The Solitude of Thomas Cave by Georgina Harding

The Solitude of Thomas Cave by Georgina Harding is one of those novels that brilliantly breaks the rules of writing.  You know, all those pesky rules about writing such as use only one POV, don’t head hop, don’t bookend your novel with a prologue or epilogue, and don’t use flashbacks.  The fact that the novel was published as recently as 2007 restores my faith in the industry.  With that being said, The Solitude of Thomas Cave is one of the best examples of literary fiction I’ve ever read.  It’s right up there with Poison by Susan Fromberg Schaeffer and Night Train to Lisbon by Pascal Mercier.

The novel opens with the narrative of Thomas Goodlard, a sailing companion of Thomas Cave on the whaling ship, the Heartsease.  Young Goodlard relays the details of how Thomas Cave came to spend an entire year by himself on an Arctic island.  A rash bet between shipmates is sure to be the end of Cave, yet there is something more to his desire to stay alone in the frozen hell.

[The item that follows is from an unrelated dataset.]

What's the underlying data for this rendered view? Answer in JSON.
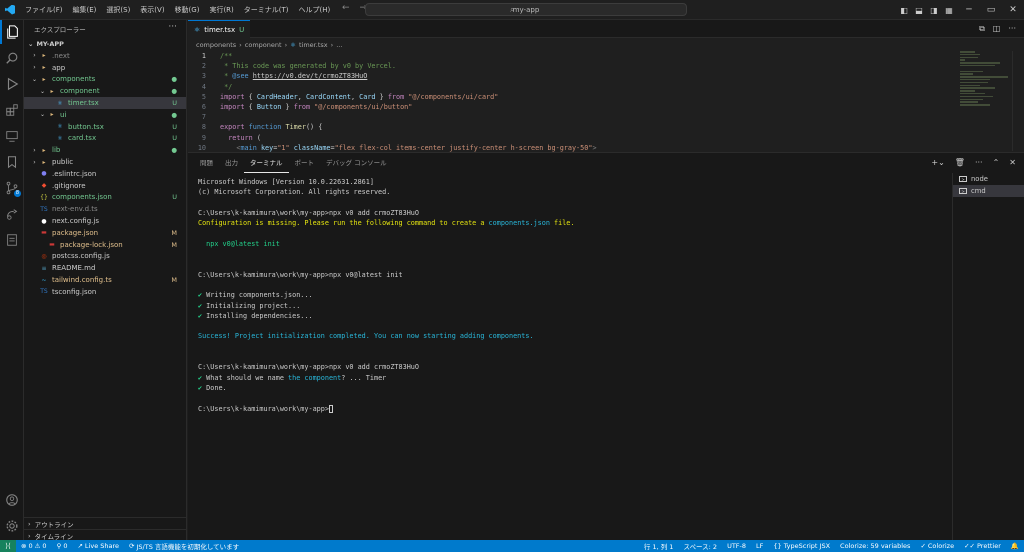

At this point, the novel slips into the POV of third person omniscient, describing Cave’s experiences.  Harding writes with clarity sharper than the frigid Arctic air, and she sucks the reader in with chilling description regarding the conditions in which Cave must survive.

Part of Cave’s solitude involves reflection on his relationship with the beautiful daughter of a shoemaker.  It’s a ghost story, really, and one that haunts Cave’s self-imposed exile to the point that he cannot separate dreams from reality.  He does, however, manage to keep his personal history out of the log he keeps for the Captain of the Heartsease, and we are treated to passages from said diary.  By having her protagonist hide some of the truth of his isolation, Harding supplies her readers with interesting details of Cave’s life that his fellow characters never know, and the reader is drawn deeper into his nightmare.

The history surrounding whaling practices is harsh, often brutal, to read.  It’s not a profession with which I am in agreement; Harding doesn’t back down from the gory truth.  It also isn’t long before one realizes Cave is eating whatever is necessary to survive.  As rough as conditions on a whaling ship might be, by the end of the novel they seem like the lap of luxury compared to Cave’s meager existence.

Harding surprises by not ending the book with what I assumed would be the natural conclusion.  At first I feared she would ramble on, simply trying to fulfill a word count.  But it is in this final section that she reveals a subtle yet powerful message.  She also reverts back to Thomas Goodlard’s POV and finishes the book with the truth that solitude isn’t just something we experience:  it is something we can carry inside because of our experiences.